Wednesday, December 13, 2006

Gummy Bear



Larry,

Look what we did on our honeymoon! I know that I told you already but I wanted to show you the very first picture that we have of our offspring. Mil says it looks like a gummy bear. She's also told us that we should get a t-shirt for the little guy/girl that says "Made In Costa Rica". Good idea for a baby shower gift. Joey called it a peanut. I'm thinking that there's something wrong with it's head. It's bulbous. It looks large to me. But I'm no doctor. We'll know more in 9 weeks-at least sex-wise. I'll be sure and drop you a line.

Paul

Old People

Larry,

Good afternoon, sir. I hope that you are well on this fine December day. Me? Good. My fingers are cold. Nothing else. Just the fingers. Weird.

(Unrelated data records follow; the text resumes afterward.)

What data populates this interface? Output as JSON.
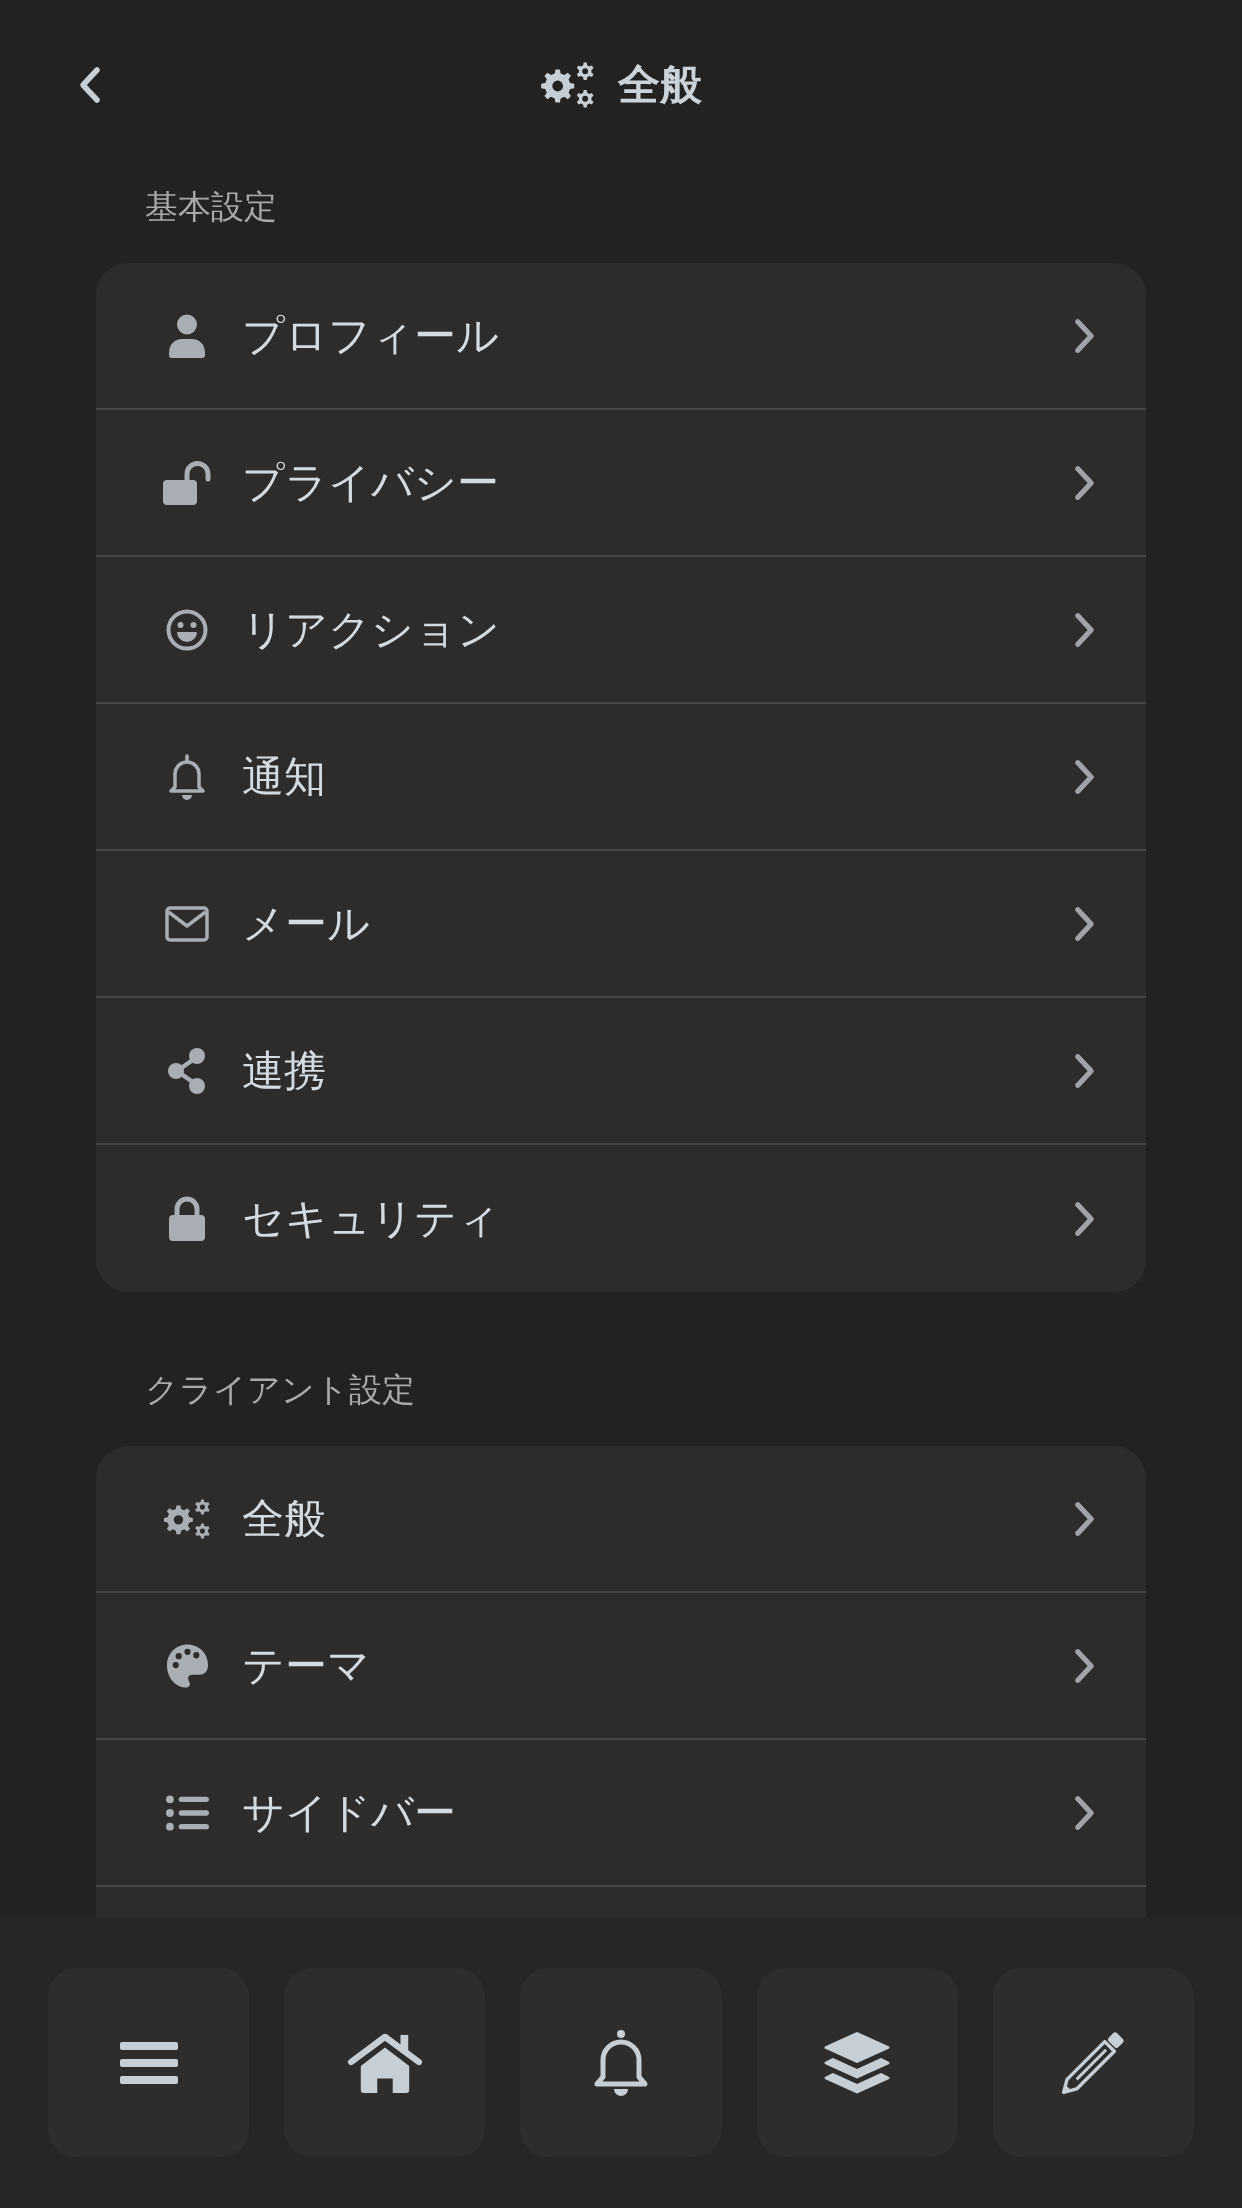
{
  "header": {
    "title": "全般"
  },
  "sections": [
    {
      "label": "基本設定",
      "items": [
        {
          "label": "プロフィール"
        },
        {
          "label": "プライバシー"
        },
        {
          "label": "リアクション"
        },
        {
          "label": "通知"
        },
        {
          "label": "メール"
        },
        {
          "label": "連携"
        },
        {
          "label": "セキュリティ"
        }
      ]
    },
    {
      "label": "クライアント設定",
      "items": [
        {
          "label": "全般"
        },
        {
          "label": "テーマ"
        },
        {
          "label": "サイドバー"
        }
      ]
    }
  ]
}
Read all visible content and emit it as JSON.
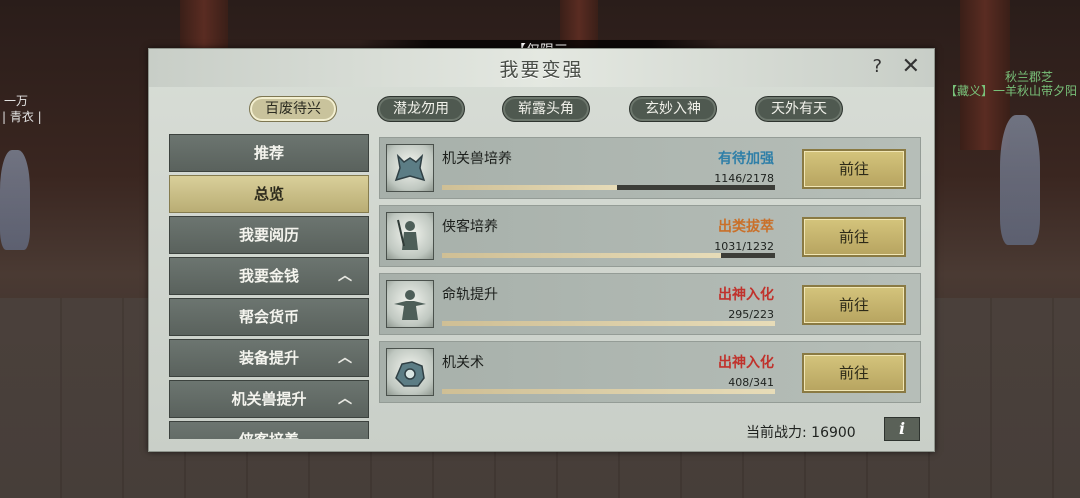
{
  "scene": {
    "names": [
      {
        "text": "【藏义】一羊秋山带夕阳",
        "color": "#79c27a"
      },
      {
        "text": "秋兰郡芝",
        "color": "#79c27a"
      },
      {
        "text": "一万",
        "color": "#e4e4e4"
      },
      {
        "text": "| 青衣 |",
        "color": "#e4e4e4"
      }
    ],
    "notice": "【仅限三"
  },
  "panel": {
    "title": "我要变强",
    "help": "?",
    "close": "✕"
  },
  "tabs": [
    "百废待兴",
    "潜龙勿用",
    "崭露头角",
    "玄妙入神",
    "天外有天"
  ],
  "sidebar": [
    {
      "label": "推荐",
      "caret": ""
    },
    {
      "label": "总览",
      "caret": ""
    },
    {
      "label": "我要阅历",
      "caret": ""
    },
    {
      "label": "我要金钱",
      "caret": "︿"
    },
    {
      "label": "帮会货币",
      "caret": ""
    },
    {
      "label": "装备提升",
      "caret": "︿"
    },
    {
      "label": "机关兽提升",
      "caret": "︿"
    },
    {
      "label": "侠客培养",
      "caret": "︿"
    }
  ],
  "rows": [
    {
      "label": "机关兽培养",
      "status": "有待加强",
      "status_color": "#2f7fa8",
      "count": "1146/2178",
      "progress": 0.526,
      "icon": "mechanical-beast-icon",
      "button": "前往"
    },
    {
      "label": "侠客培养",
      "status": "出类拔萃",
      "status_color": "#c9702a",
      "count": "1031/1232",
      "progress": 0.837,
      "icon": "swordsman-icon",
      "button": "前往"
    },
    {
      "label": "命轨提升",
      "status": "出神入化",
      "status_color": "#c0322c",
      "count": "295/223",
      "progress": 1.0,
      "icon": "deity-icon",
      "button": "前往"
    },
    {
      "label": "机关术",
      "status": "出神入化",
      "status_color": "#c0322c",
      "count": "408/341",
      "progress": 1.0,
      "icon": "mechanism-icon",
      "button": "前往"
    }
  ],
  "footer": {
    "power_label": "当前战力:",
    "power_value": "16900",
    "info": "i"
  }
}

Hey, I wanted to tell you a story. Actually, not really a story. Just an anecdote. Well, if an anecdote is a story, then by gosh, this is a story. Last night, I went to see Anna's grandparents at their retirement community. Anna's mom called me last week and asked me if I would go. Apparently, it's sort of a show and tell for the old people. The way Anna's mom put it, it was a chance for the old folks to show off their family members. I missed most of what she was talking about but when I heard "free food", I agreed to come, even though Anna would be out of town. Solo trips are typically not for me. But I thought that it might be fun so last night, I went. Here are some things of note that happened while I was there.

1. I sat between Anna's mother and grandmother. While they talked, I shoved food in my mouth while at the same time moving plates so as to be out of range of the talk spittle. I took a couple of shots in the face, I'm sure. It was important for me to spare the food though. The face can be washed. Food-not so much. I'm sure I looked like a famished shell game grifter, sliding plates to and fro.

2. Mary and I got our pictures taken by a photographer working for The Best of Times, a monthly newspaper for the over 50 crowd. After we posed for the camera and wrote our names down for the caption, should we make next month's edition, I turned and immediately wished I could have that picture back. Facing a mirrored wall, I noticed that one side of the collar lie inside of the blazer and one collar sat awkwardly outside the confines of the blazer's collar. Old people everywhere are going to think I'm a fool. NUTS!

3. I decided to walk Mary out to her car. As we were headed out, we trailed a couple of young woman that we're also departing and as we moved from the lobby to the vestibule, I said, "I smell like Old People". You should have seen the look of horror and disgust on this girls face. It was awesome! I told her that I was only kidding. Sadly, I don't think that Mary heard it at all. Or else, she too was horrified. Maybe, that's the last event I get invited to without adult supervision. One can only hope.

Actually, I had a very good time. It was a little painful watching the labored dancing of the septuagenarians, but I couldn't stop smiling and tapping my feet as I watched these old cats get jiggy to the Christmas music. Well, there was this one old lady that was all hunched over at the buffet and I was sure that she was going to drool into the cocktail sauce but I looked away. Actually, I looked away only to discover that a young girl nearby was alertly watching the exact same thing.

So, to sum up: Good times. Old people are fun and they don't smell so bad afterall.